Sulla copertina di questo libro c’è una sedia vuota.
Guardatela. Osservatela in silenzio e pensateci almeno per qualche minuto: ogni volta che un essere umano viene abortito, una sedia rimane vuota. Per quanto ci si possa agitare, strillare, urlare, e dire che non è vero niente, che era solo un grumo di cellule, un’escrescenza, una vita in potenza; per quanto ci si voglia tappare le orecchie, girare la testa dall’altra parte, chiudere gli occhi; per quanto si mettano in atto tutte queste forme di fuga vigliacca dalla realtà, non c’è modo di uscirne: quel posto nel mondo rimarrà per sempre, inesorabilmente vuoto.

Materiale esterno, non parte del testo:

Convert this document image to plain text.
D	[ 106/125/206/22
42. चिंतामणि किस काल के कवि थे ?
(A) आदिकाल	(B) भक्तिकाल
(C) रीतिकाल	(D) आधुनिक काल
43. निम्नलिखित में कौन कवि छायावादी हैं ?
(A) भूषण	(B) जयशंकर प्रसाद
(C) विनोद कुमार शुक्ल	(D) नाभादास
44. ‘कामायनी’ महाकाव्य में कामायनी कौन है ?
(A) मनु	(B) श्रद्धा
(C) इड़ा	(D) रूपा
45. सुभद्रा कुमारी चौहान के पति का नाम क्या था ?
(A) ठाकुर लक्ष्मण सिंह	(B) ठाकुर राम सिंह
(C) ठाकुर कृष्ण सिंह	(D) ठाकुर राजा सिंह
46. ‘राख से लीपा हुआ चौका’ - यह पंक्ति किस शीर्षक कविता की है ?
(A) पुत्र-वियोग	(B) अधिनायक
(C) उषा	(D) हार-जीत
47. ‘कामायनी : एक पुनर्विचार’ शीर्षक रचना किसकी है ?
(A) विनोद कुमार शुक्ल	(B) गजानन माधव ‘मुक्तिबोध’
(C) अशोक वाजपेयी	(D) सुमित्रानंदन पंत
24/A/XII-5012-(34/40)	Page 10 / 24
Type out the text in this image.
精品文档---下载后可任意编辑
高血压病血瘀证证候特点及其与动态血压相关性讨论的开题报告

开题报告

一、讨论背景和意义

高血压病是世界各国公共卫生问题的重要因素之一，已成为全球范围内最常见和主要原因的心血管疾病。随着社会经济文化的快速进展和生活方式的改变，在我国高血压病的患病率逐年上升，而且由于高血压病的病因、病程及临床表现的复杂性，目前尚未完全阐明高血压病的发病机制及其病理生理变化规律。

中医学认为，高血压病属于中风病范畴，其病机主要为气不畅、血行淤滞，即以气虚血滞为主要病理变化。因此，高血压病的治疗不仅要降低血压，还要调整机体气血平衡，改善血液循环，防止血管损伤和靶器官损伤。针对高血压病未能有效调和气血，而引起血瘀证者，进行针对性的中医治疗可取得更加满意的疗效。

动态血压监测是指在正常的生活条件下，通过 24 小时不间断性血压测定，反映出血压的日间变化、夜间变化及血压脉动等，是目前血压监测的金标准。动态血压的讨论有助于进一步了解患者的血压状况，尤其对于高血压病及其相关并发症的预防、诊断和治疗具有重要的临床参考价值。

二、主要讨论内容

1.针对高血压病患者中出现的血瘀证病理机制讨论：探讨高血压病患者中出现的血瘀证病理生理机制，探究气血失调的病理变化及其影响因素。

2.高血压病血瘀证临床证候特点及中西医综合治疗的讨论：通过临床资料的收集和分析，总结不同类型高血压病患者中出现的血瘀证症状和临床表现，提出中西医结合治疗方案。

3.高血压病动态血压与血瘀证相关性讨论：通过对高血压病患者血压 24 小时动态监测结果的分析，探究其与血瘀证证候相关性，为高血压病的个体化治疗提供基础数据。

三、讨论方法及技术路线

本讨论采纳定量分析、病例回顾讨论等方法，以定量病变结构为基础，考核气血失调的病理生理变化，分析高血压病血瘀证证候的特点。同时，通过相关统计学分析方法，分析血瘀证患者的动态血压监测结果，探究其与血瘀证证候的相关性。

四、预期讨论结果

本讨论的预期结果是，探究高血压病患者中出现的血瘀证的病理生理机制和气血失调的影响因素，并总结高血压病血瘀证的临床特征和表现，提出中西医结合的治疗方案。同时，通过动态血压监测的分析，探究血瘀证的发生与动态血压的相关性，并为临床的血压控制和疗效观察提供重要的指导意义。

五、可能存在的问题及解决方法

E’ quella sedia vuota a inchiodare purtroppo la donna. Anzi, la madre. Perché, anche se ha abortito, lei è stata mamma, sia pure per pochi giorni, o poche settimane, o pochi mesi. Lei sa che c’era un figlio, che anzi c’è un figlio. E che dunque rimarrà, per sempre, mamma. Le amiche, i medici, il conduttore del talk show, la femminista incartapecorita, la ministra progressista le hanno detto e ripetuto mille volte di non darsi troppa pena. Le hanno spiegato che tanto, prima o poi, quando sarà il momento giusto, o quando troverà l’uomo giusto, o quando sarà nella casa giusta, o quando avrà il lavoro giusto; quando, insomma, si verificherà la congiunzione astrale favorevole, ne farà un altro, di figlio. Magari sano e bello, non “malato e quindi infelice” come quello che ha deciso di togliere di mezzo.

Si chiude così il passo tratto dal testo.